The cognitive dissonance between Mr Hunt’s speeches and statements about learning, candour and openness and his Monday morning phone calls on performance to, oh, pretty much everybody; not to mention his more recent insistence on chief executives’ heads rolling seems to be lost on nobody except him.
I don’t know whether Theresa May likes Jeremy Hunt, but she can almost certainly see or sense some of herself in him. (Perversely, as prime minister, Mrs May’s weakness is probably the main thing keeping her in the job. She is weak enough for both the ultra Brexiteers and the liberal, One Nation wing to push around. Brexit will probably be the death of the Conservative And Unionist party, in not too many years’ time.)

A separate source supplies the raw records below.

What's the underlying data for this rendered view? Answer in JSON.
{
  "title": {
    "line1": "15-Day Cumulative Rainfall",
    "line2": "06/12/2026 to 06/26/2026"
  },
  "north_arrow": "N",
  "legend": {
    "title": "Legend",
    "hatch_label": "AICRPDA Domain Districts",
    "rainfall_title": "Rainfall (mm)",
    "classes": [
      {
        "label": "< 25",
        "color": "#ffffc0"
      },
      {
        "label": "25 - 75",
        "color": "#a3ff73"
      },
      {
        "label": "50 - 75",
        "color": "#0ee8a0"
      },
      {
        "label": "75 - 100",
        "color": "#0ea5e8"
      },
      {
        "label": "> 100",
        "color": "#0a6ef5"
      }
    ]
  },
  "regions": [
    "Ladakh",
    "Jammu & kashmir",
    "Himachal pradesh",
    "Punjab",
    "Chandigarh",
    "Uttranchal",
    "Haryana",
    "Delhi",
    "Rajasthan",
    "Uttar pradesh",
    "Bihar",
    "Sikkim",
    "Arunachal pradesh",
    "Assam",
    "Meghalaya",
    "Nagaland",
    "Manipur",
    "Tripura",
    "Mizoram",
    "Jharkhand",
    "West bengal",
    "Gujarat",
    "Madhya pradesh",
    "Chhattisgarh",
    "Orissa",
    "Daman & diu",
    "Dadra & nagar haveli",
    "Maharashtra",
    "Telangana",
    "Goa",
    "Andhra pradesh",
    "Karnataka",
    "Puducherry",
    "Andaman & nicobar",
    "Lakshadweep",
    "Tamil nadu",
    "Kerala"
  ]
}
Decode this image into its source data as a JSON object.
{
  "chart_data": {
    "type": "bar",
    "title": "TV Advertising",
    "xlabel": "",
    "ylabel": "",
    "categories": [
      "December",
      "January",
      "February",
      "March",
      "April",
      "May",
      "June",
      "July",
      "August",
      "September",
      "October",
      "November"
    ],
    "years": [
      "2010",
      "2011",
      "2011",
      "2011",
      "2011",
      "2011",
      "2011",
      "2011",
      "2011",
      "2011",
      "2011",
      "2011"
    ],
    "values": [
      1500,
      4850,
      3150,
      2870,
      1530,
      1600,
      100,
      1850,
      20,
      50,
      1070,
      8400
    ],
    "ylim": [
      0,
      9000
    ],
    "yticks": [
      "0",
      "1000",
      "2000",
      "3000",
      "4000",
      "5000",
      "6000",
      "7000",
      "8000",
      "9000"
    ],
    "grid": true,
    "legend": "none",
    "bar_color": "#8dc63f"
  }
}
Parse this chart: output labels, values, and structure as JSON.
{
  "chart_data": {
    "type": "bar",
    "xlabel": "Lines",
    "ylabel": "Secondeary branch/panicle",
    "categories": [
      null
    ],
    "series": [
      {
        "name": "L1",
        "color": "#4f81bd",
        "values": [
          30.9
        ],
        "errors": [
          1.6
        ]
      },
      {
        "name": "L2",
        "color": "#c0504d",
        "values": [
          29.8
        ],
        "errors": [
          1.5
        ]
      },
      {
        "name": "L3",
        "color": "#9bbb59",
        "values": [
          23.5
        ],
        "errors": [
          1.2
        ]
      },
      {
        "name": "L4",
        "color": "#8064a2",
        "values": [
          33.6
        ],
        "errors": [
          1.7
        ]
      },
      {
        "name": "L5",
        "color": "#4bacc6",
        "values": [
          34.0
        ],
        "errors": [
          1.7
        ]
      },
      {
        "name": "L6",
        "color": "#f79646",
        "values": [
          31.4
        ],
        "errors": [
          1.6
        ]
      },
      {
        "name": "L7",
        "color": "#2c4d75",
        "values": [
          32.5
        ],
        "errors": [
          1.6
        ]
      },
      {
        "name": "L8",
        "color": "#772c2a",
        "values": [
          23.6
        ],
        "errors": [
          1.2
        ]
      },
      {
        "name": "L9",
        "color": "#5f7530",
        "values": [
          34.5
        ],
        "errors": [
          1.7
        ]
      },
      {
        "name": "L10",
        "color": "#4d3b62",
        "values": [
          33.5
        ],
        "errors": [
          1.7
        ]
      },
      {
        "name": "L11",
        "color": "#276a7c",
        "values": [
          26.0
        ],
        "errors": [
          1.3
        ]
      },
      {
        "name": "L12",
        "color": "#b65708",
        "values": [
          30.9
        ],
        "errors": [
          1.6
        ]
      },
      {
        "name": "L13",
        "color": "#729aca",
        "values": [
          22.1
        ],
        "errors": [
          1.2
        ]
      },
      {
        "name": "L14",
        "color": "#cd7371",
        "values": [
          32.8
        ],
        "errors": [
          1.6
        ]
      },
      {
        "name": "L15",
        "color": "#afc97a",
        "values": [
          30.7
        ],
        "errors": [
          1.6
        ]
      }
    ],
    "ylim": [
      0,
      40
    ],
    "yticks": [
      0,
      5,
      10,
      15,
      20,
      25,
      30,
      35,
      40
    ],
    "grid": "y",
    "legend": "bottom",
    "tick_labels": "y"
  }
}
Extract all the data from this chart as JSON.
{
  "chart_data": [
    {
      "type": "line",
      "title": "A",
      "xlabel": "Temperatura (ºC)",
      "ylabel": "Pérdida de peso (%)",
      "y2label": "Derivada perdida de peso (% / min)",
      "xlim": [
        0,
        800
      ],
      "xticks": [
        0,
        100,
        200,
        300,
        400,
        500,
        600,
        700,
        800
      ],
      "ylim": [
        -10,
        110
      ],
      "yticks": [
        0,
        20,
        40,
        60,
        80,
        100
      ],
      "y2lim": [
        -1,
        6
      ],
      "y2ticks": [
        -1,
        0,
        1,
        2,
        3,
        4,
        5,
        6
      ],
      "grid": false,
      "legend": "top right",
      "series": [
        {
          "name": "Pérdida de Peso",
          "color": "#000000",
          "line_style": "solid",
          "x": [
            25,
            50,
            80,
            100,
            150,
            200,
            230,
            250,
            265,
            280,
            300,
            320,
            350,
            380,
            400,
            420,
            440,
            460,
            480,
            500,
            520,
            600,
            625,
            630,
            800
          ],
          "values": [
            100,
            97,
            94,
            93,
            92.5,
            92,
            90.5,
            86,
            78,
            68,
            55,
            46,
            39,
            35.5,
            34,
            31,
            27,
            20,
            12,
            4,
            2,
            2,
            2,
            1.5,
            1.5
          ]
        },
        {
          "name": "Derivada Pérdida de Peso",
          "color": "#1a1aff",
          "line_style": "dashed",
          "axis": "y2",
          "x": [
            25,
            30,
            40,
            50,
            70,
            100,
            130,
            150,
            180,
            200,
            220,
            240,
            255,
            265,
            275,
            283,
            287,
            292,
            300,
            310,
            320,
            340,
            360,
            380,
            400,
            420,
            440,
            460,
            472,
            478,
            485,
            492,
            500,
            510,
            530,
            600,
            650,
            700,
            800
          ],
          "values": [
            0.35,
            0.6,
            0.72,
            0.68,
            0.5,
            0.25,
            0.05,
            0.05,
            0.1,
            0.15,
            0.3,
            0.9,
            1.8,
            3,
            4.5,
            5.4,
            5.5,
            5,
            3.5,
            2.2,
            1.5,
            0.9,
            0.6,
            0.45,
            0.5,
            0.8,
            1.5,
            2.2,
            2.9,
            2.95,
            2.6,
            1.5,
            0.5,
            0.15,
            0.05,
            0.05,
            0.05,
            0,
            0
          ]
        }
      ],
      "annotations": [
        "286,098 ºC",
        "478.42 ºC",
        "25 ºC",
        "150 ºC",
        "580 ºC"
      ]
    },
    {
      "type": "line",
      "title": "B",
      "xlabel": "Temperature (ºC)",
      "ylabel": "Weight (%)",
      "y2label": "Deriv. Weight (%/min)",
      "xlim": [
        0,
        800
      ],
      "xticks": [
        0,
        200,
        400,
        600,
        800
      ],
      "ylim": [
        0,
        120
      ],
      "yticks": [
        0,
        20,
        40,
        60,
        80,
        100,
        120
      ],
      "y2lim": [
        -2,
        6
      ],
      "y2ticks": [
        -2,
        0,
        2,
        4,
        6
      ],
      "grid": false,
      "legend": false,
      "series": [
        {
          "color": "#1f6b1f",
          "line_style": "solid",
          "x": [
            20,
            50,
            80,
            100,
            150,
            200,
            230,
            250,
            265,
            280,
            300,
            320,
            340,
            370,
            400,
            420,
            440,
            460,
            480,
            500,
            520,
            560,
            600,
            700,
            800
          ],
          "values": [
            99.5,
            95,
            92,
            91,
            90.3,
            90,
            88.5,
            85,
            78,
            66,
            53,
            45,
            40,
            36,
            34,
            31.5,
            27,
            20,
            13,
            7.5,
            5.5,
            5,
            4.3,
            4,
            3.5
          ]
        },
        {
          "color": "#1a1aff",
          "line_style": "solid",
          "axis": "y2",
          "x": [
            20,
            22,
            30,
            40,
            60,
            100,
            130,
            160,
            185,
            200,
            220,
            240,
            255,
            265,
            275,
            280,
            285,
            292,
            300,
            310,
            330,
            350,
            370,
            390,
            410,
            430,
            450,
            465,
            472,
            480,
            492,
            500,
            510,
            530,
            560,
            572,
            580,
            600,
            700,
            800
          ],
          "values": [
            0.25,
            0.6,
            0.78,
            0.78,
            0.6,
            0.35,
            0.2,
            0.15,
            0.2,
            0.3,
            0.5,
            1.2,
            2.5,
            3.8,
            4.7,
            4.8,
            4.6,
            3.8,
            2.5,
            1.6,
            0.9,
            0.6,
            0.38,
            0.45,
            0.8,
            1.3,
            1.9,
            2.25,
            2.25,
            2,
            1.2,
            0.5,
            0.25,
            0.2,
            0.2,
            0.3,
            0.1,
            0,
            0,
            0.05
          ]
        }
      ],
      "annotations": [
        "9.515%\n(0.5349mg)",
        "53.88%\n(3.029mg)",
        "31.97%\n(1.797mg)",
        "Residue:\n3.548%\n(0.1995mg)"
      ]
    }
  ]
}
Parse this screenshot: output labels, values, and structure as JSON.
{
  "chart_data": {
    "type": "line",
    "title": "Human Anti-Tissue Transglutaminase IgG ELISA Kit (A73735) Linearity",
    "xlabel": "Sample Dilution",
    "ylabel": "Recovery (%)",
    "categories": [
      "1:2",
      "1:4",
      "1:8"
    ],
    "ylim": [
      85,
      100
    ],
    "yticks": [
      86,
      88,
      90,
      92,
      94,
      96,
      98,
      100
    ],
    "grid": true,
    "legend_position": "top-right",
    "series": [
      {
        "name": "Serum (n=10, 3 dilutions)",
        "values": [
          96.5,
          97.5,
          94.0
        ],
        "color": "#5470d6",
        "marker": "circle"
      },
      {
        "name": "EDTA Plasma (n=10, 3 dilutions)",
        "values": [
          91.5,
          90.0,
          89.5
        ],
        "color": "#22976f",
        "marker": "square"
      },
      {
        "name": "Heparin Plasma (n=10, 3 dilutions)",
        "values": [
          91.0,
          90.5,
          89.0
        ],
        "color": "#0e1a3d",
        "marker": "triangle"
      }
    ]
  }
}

For that reason, I think Mrs May will set Mr Hunt free from the Department of Health. Mr Hunt has delighted us long enough as secretary of state for health. He is sufficiently associated with the current NHS crisis and its roots to provide six to nine months’ political air cover for his successor – after that time, people will be focusing on nothing but the impending chaotic realities of a fast approaching Brexit of as yet uncertain flaccidity.
So by moving Mr Hunt mid crisis, the Conservative government buys itself a temporary firewall on the NHS crisis. So far, so “Machiavelli For Dummies”.
But that won’t put out the fires currently burning in the service.
The politician is not the problem
Is removing Mr Hunt now the right move anyway?
It probably is. The snarking of the Hunt on Twitter (which has been snowballing over the past year) indicates that he has come to see himself as a martyr to NHS transparency reform that is in practice being sent into reverse by the current mismatch between demand pressures and available workforce and resources.
The politician is not the problem.
The NHS as a “bottomless pit for money” is not the problem, either.
We know what the problem is.
The mismatch between demand and funding and workforce availability and skill mix is the problem. Culture is also the problem. So are primary care, competent operational management, and learning from best practice. They are the problem too.
‘Doing an AJ’
That is what the service needs. However, A Big Problem will arise if Mrs May decides that what the government needs is someone who can “do an AJ” – get NHS issues reported as a “news in brief” item on page eight of the nationals, as Alan Johnson so successfully did for Gordon Brown, back in the Era Of Money.
“Doing an AJ” won’t be possible in today’s NHS, but if Mr Hunt is moved (as I suspect), his successor will have to learn that lesson the hard way. We could well go from the longest serving health secretary ever to the shortest serving one. Sackings give a prime minister control of the news cycle for 24 hours or so.
The choke point
If there is to be progress, then it will need some level of political consensus, such as Lib Dems leader Norman Lamb has been suggesting for some time.
Maybe we need to asset lock and mutualise the NHS on the lines of the Wine Society (my favourite mutual); maybe the model is the BBC licence fee.
If the funding power remains with Westminster politics, then the choke point does too. And it chokes both the NHS and the politicians.